The 9 Tarocchi (Tarot cards) in Corinaldo is one of our favourite restaurants and on Friday 1 August they celebrated the 50th anniversary of their opening. The restaurant was founded in 1964 by a group of young people, in their 20s, I’d say, and we were privileged to hear a conversation, moderated by the mayor, among the various owners of the restaurant through time, particularly its founding fathers.
I started to take notes and one of the group saw me standing and scribbling, somewhat awkwardly, on a piece of paper resting a high shelf. He kindly invited me to take a seat in the circle of speakers, so I had a special place. As your resident blogger I take my duties seriously, so I was a bit concerned that I couldn’t follow everything they said. (I hope this was being recorded for the benefit of future generations.) They weren’t using pure dialect, but I think there were lots of local turns of phrase. Also we had missed the beginning. I must admit we assumed it wouldn’t start on time, not being either a football match or Mass.
I was particularly impressed by the enthusiasm with which the founders spoke of their early days and the fun they must have had. The restaurant started as a simple tavern for the young Corinaldesi, a welcoming social centre. I also got the impression that, having flung themselves into the venture with youthful enthusiasm, they had then had to cope with the realities of finance. One of their number was the administrator who had kept them on the straight and narrow. One problem was that they didn’t have a licence, so they simply acquired one from another local osteria. Perhaps not surprisingly, that osteria isn’t there any more!
There followed a wide ranging conversation with lots of laughs. I’ll pick out the reminiscences of Signora Chiara, the widow of Fausto of I Tigli Restaurant. Their move to I 9 Tarocchi was a big step for them and an important part of their family history. They opened without many changes at first and attracted lots of people, mainly out of curiosity. There was no pastrycook then and they had their pastries delivered from Senigallia. They may have come from (relatively) far but they went down well with the local ladies. Rather than being just a bar/caffè/pasticceria, they opened a kitchen and a pizzeria. At first their customers were local lads, then local ladies and gentlemen, then people from out of town and passing trade. Although there was a bit of initial prejudice because Fausto was from Senigallia, the couple found Corinaldo welcoming and soon the Corinaldesi grew to esteem and like Fausto.
At this point a former waiter intervened to say that he had worked with Fausto for some years and Fausto had been like an elder brother to him.
There was general agreement that though times had changed, the place hadn’t. The mayor asked if the restaurant was more for locals or tourists, and the current owner, who has been there for 10 years and really values serving original and well-cooked dishes, thought that in the summer there were more tourists. In his final remarks the mayor observed how important it was to give young people a space and to put one’s heart into one’s work. He added that the evening had been a good example of the vivacità (liveliness) of the Corinaldesi and how they like to joke.

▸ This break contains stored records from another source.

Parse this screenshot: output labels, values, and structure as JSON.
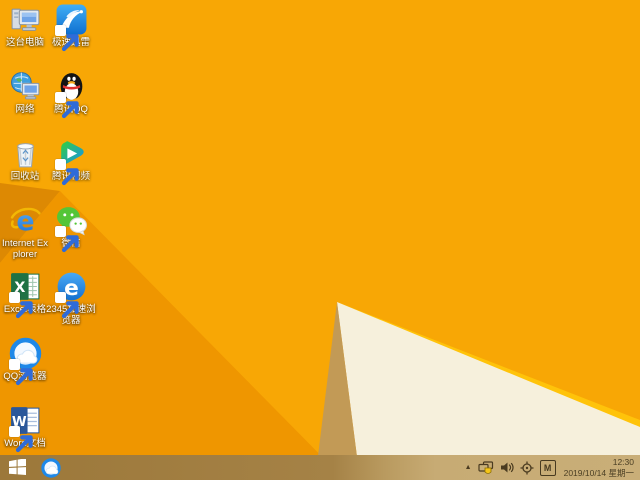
{
  "desktop": {
    "icons": [
      {
        "name": "this-pc",
        "label": "这台电脑"
      },
      {
        "name": "xunlei",
        "label": "极速迅雷"
      },
      {
        "name": "network",
        "label": "网络"
      },
      {
        "name": "tencent-qq",
        "label": "腾讯QQ"
      },
      {
        "name": "recycle-bin",
        "label": "回收站"
      },
      {
        "name": "tencent-video",
        "label": "腾讯视频"
      },
      {
        "name": "internet-explorer",
        "label": "Internet Explorer"
      },
      {
        "name": "wechat",
        "label": "微信"
      },
      {
        "name": "excel",
        "label": "Excel表格"
      },
      {
        "name": "2345-browser",
        "label": "2345加速浏览器"
      },
      {
        "name": "qq-browser",
        "label": "QQ浏览器"
      },
      {
        "name": "word",
        "label": "Word文档"
      }
    ]
  },
  "taskbar": {
    "tray": {
      "hidden_icons_glyph": "▲",
      "ime_letter": "M",
      "time": "12:30",
      "date": "2019/10/14 星期一"
    }
  },
  "colors": {
    "wallpaper_base": "#F8A705",
    "wallpaper_dark_wedge": "#DD8903",
    "wallpaper_mid": "#EF9600",
    "wallpaper_ridge": "#FFC30A",
    "wallpaper_cream": "#F6F0DC",
    "wallpaper_khaki": "#C29A56",
    "taskbar_left": "#9C783A",
    "taskbar_right": "#C9AE78"
  }
}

Time to enjoy the entertainment.
We were treated to an impressive display of flag-waving, accompanied by drumming, by the young people of Combusta Revixi (freely translated as “I arose from the ashes”), the other local group of sbandieratori.
One tiny girl in the audience much enjoyed it and capered about on her short sturdy little legs, clearly under the impression that she was dancing – and so she was.
There followed a hearty meal, good value at E15 for two generous courses including a tasty portion of Vincisgrassi, the local version of lasagne. There was a good turnout, lots of local people were there and the beautifully turned out waitresses were constantly on the go. We admired their hard work and professionalism.
After the meal there was dancing to music played by a DJ, one of Romagna’s best, we were told. Eventually he did get a crowd on to the dance floor
and everyone had a great time. (Well, the mayor did say the Corinaldesi were vivaci.) We were all dancing enthusiastically and flinging ourselves into it. I felt that we were seeing Corinaldo scatenata – Corinaldo unchained.